Here’s the thing about AI agents: they’re not just chatbots that talk. They’re systems designed to take actions—book a flight, analyze a spreadsheet, write and execute code. But for that to work, they need to connect to a million different tools, databases, and APIs. Right now, every company building agents is essentially creating its own proprietary plumbing. It’s a mess waiting to happen. You’d have OpenAI agents that can’t talk to Anthropic’s systems, or Google’s agents that need a completely custom adapter to work with your company’s internal software. The AAIF is basically an attempt to agree on standard pipe sizes and thread types before everyone builds their own custom, incompatible houses.

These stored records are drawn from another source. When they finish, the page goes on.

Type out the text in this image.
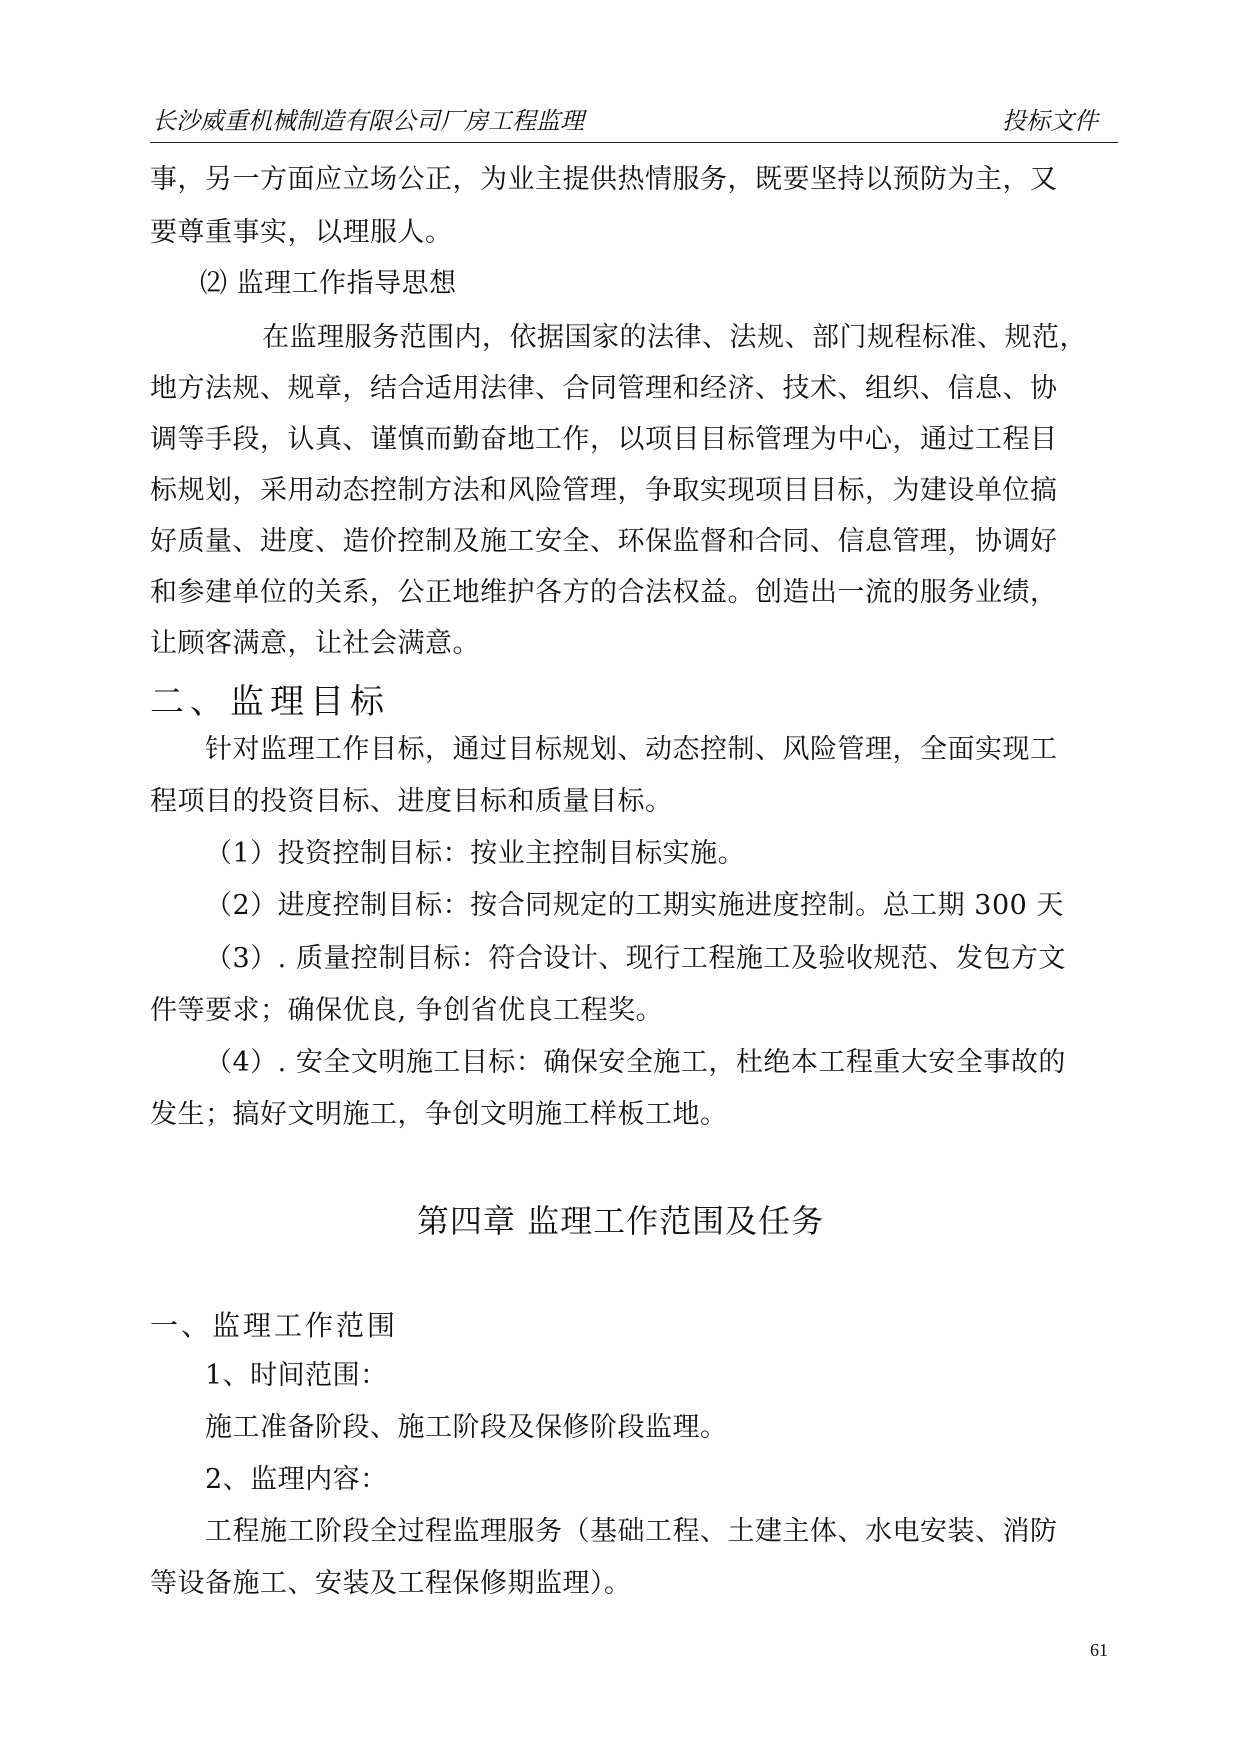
长沙威重机械制造有限公司厂房工程监理	投标文件
事，另一方面应立场公正，为业主提供热情服务，既要坚持以预防为主，又
要尊重事实，以理服人。
⑵ 监理工作指导思想
在监理服务范围内，依据国家的法律、法规、部门规程标准、规范，
地方法规、规章，结合适用法律、合同管理和经济、技术、组织、信息、协
调等手段，认真、谨慎而勤奋地工作，以项目目标管理为中心，通过工程目
标规划，采用动态控制方法和风险管理，争取实现项目目标，为建设单位搞
好质量、进度、造价控制及施工安全、环保监督和合同、信息管理，协调好
和参建单位的关系，公正地维护各方的合法权益。创造出一流的服务业绩，
让顾客满意，让社会满意。
二、监理目标
针对监理工作目标，通过目标规划、动态控制、风险管理，全面实现工
程项目的投资目标、进度目标和质量目标。
（1）投资控制目标：按业主控制目标实施。
（2）进度控制目标：按合同规定的工期实施进度控制。总工期 300 天
（3）. 质量控制目标：符合设计、现行工程施工及验收规范、发包方文
件等要求；确保优良, 争创省优良工程奖。
（4）. 安全文明施工目标：确保安全施工，杜绝本工程重大安全事故的
发生；搞好文明施工，争创文明施工样板工地。
第四章 监理工作范围及任务
一、监理工作范围
1、时间范围：
施工准备阶段、施工阶段及保修阶段监理。
2、监理内容：
工程施工阶段全过程监理服务（基础工程、土建主体、水电安装、消防
等设备施工、安装及工程保修期监理）。
61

Why donate your secret sauce?

So why would these companies, especially rivals like OpenAI and Anthropic, give away what could be competitive infrastructure? For Block, it’s pretty pragmatic. Brad Axen from Block said open-sourcing Goose gives them a place for “other people to come help us make it better.” They get free R&D from the open-source community, and all improvements flow back to them. For Anthropic and OpenAI, it’s about influence and necessity. If MCP or AGENTS.md becomes the de facto standard, they’ve effectively set the rules of the game. David Soria Parra from Anthropic said the goal is to have “enough adoption in the world that it’s the de facto standard.” It’s a classic play: you can’t win the platform war alone, so you try to become the indispensable, neutral foundation everyone builds on.

The governance tightrope

But let’s be skeptical for a second. We’ve seen these “open” alliances before. Remember, the Linux Foundation itself hosts Kubernetes, which did become a massive standard, but it’s also home to projects that fade into obscurity. Jim Zemlin, the Foundation’s director, says funding doesn’t equal control, and roadmaps are set by technical committees. That’s the ideal. The real test is what happens when there’s a major technical disagreement. What if OpenAI wants AGENTS.md to evolve in a way that subtly advantages their models? Or what if Google pushes for a protocol change that integrates better with its own cloud services? Nick Cooper from OpenAI says he doesn’t want the standards to be “stagnant,” which is good, but evolution can also mean fragmentation.

A web for agents?

The big, ambitious vision here is to create for AI agents what HTTP and HTML created for the web: an open, interoperable system where anyone can build a tool that works with any agent. Instead of being locked into one company’s “agent stack,” you could mix and match—use Anthropic’s model with Block’s Goose framework, connected via MCP to your company’s data. That’s the dream. It would lower development time dramatically and could lead to a more innovative and competitive ecosystem. But it requires genuine collaboration from companies whose core business is, ultimately, competing with each other in the AI race. The success of this effort won’t be measured by press releases, but by whether developers actually start building on this shared plumbing instead of the proprietary pipes that the big platforms will undoubtedly still try to sell them.